# What’s everyone up to?



## Mantis Monarch (May 21, 2022)

Hi guys,

Mantis Monarch here, been away for a bit but still here, still passionate about the hobby. I’m curious what everyone has going on mantis wise. I want to hear all about what’s going on with everyone. Ooth layings, newborn babies crawling everywhere, or are they just hanging out (classic mantis joke). Let me know!

MM


----------



## The Wolven (May 21, 2022)

I currently am preparing to breed my Otomantis Scutigera. I also have some nymphs and free supplies on the way! So I’m pretty excited.


----------



## Walker Jones (May 21, 2022)

waiting for several ghost eggs to incubate and trying to rear my female Chinese and break my own personal record length for that species (a 3 inch male which is honestly quite small).
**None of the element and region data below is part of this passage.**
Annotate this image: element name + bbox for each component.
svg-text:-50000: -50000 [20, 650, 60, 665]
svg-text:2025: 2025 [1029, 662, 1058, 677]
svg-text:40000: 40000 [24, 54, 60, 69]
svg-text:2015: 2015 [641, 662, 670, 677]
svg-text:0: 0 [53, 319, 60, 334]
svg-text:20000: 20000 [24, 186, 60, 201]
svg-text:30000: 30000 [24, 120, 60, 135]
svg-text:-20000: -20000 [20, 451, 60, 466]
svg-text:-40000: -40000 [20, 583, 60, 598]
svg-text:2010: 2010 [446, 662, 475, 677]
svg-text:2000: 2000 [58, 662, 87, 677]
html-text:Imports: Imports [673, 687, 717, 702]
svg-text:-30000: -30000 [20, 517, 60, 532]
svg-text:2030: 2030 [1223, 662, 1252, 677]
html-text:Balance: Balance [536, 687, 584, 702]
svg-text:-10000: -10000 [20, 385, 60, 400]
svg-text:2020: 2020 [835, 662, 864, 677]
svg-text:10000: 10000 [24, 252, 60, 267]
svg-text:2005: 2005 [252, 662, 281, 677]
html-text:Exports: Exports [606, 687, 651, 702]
I'm motivated to raise more broods until I can get a large female from 4-5 inches.


----------



## beetles (May 28, 2022)

I'm a noob looking for an adult or near adult C gemmatus male to mate with three recently emerged females. In the macro-vertebrate world, we hatched a warm-blooded chicken egg that got kind of accidentally incubated, so, not a mantis, but similar level of excitement, will be startling up ghosts soon, and also on the lookout for black swallowtail eggs to start a colony.


----------



## The Wolven (May 28, 2022)

Alright so _C. gemmatus_ is @agent A thing: they always have _Creobroters_.


----------



## agent A (May 28, 2022)

beetles said:


> I'm a noob looking for an adult or near adult C gemmatus male to mate with three recently emerged females. In the macro-vertebrate world, we hatched a warm-blooded chicken egg that got kind of accidentally incubated, so, not a mantis, but similar level of excitement, will be startling up ghosts soon, and also on the lookout for black swallowtail eggs to start a colony.


i'll PM you soon
I have just a few males and multiple females right now. I wanna get a few more pairings in the bag

I'm trying to pair my _Choeradodis rhomboidea_, and I have to feed stuff today


----------